Governor Andrew Cuomo chose John Jay College of Criminal Justice in Hell’s Kitchen to “commence a border war” to stop New York’s gun violence crisis.
The Governor said that an increase in shootings throughout the state — and markedly in New York City — was: “like COVID. It’s a matter of life and death.”
Cuomo declared the first-in-the-nation gun violence disaster emergency as part of what he described as “a comprehensive strategy to build a safer New York”. He intends to treat gun violence as a public health crisis.
“Just like we did with COVID, New York is going to lead the nation once again with a comprehensive approach to combating and preventing gun violence, and our first step is acknowledging the problem with a first-in-the-nation disaster emergency on gun violence,” he told the assembled elected officials and advocates.
The State is creating the Office of Gun Violence Prevention which will track gun violence hotspots and deploy resources. Cuomo signed an Executive Order that required local police departments to share incident-level data.
The Governor has also created a new State Police Gun Trafficking Interdiction Unit to “commence a border war” in a bid to stop the flood of illegal guns that come into New York from states with weak gun safety laws.
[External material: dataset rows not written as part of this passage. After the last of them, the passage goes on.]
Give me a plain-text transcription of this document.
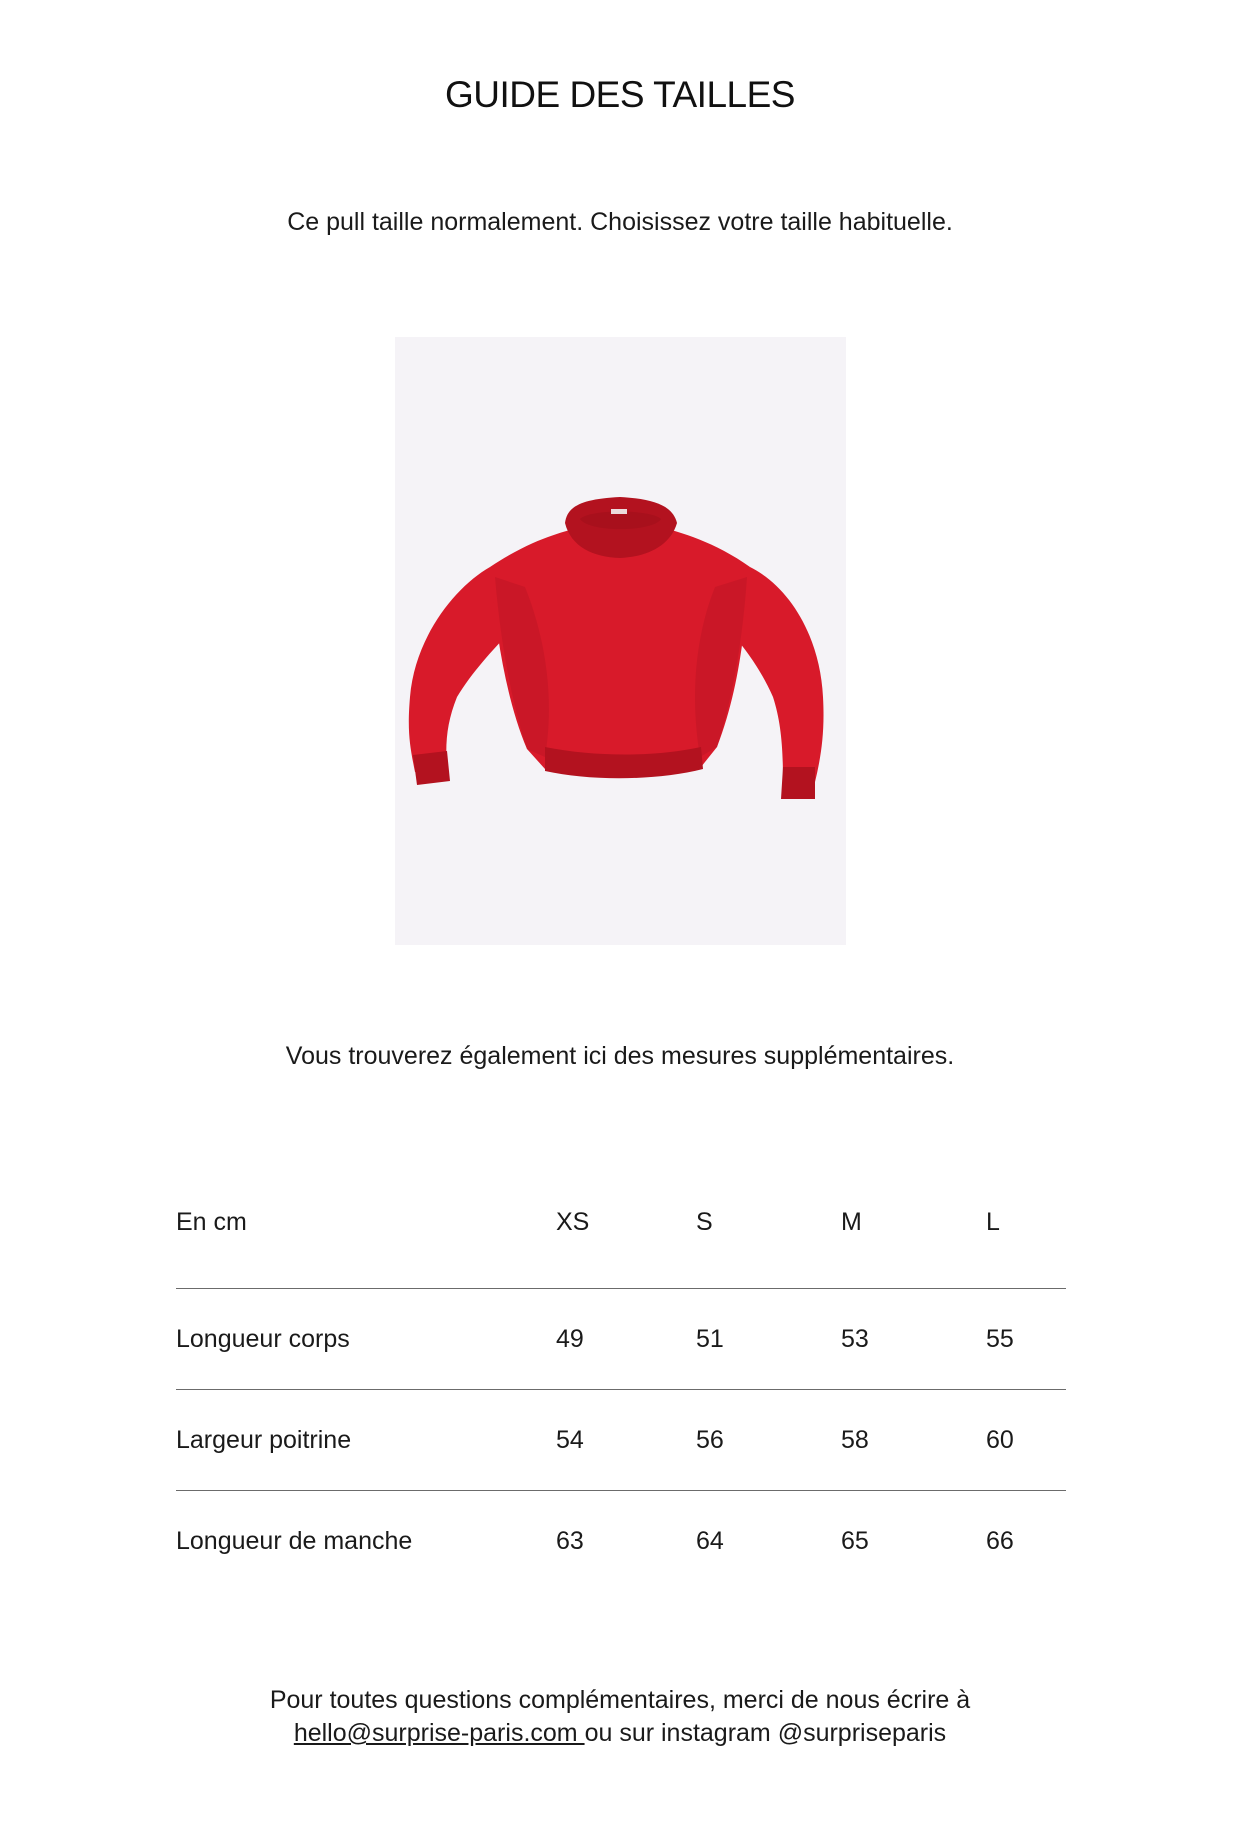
GUIDE DES TAILLES
Ce pull taille normalement. Choisissez votre taille habituelle.
Vous trouverez également ici des mesures supplémentaires.
En cm	XS	S	M	L
Longueur corps	49	51	53	55
Largeur poitrine	54	56	58	60
Longueur de manche	63	64	65	66
Pour toutes questions complémentaires, merci de nous écrire à
hello@surprise-paris.com ou sur instagram @surpriseparis
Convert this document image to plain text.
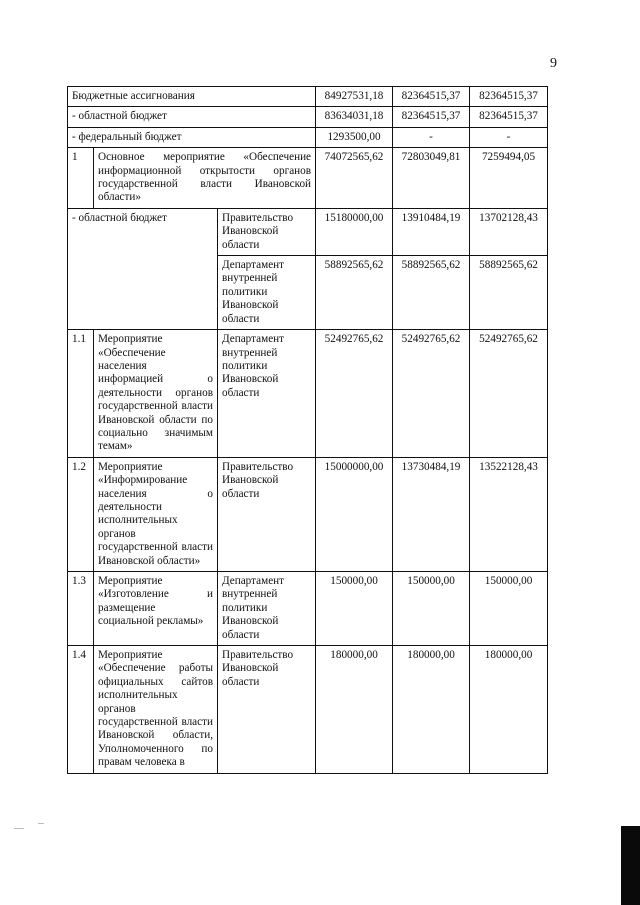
9
Бюджетные ассигнования			84927531,18	82364515,37	82364515,37
- областной бюджет			83634031,18	82364515,37	82364515,37
- федеральный бюджет			1293500,00	-	-
1	Основное мероприятие «Обеспечение информационной открытости органов государственной власти Ивановской области»		74072565,62	72803049,81	7259494,05
- областной бюджет		Правительство Ивановской области	15180000,00	13910484,19	13702128,43
		Департамент внутренней политики Ивановской области	58892565,62	58892565,62	58892565,62
1.1	Мероприятие «Обеспечение населения информацией о деятельности органов государственной власти Ивановской области по социально значимым темам»	Департамент внутренней политики Ивановской области	52492765,62	52492765,62	52492765,62
1.2	Мероприятие «Информирование населения о деятельности исполнительных органов государственной власти Ивановской области»	Правительство Ивановской области	15000000,00	13730484,19	13522128,43
1.3	Мероприятие «Изготовление и размещение социальной рекламы»	Департамент внутренней политики Ивановской области	150000,00	150000,00	150000,00
1.4	Мероприятие «Обеспечение работы официальных сайтов исполнительных органов государственной власти Ивановской области, Уполномоченного по правам человека в	Правительство Ивановской области	180000,00	180000,00	180000,00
While New York State has the strongest gun safety laws in the country, 74% of crime guns used in criminal activity across the state were purchased out of state.
He stressed that much of the work would be done through police-community relations in partnership with John Jay College of Criminal Justice.
New York State will invest $138 million in intervention, prevention and jobs programs to “engage at-risk youth and get young people off the streets,” he said.
The Governor pointed to recent crime figures: “We’re building New York back better than ever before, but part of rebuilding is addressing the systemic injustices that were exposed by COVID. Over the 4th of July weekend, 51 people were shot — and 13 died of COVID. When we see an injustice we don’t look the other way, we stand up and fight it because that’s the New York way.”
As with COVID, the State plans to use a cluster-based strategy to contain and combat the epidemic and identify gun violence hot spots where clusters of shootings are driven by small numbers of people. Cuomo said that hot spots identified in New York City, Albany, Buffalo, Syracuse, and Long Island include just 4,090 young men aged 18-24 but account for 48.5 percent of recent gun violence in those communities.
“People are not coming back to this city — they’re not coming back to any city — until they know they are safe,” Cuomo said.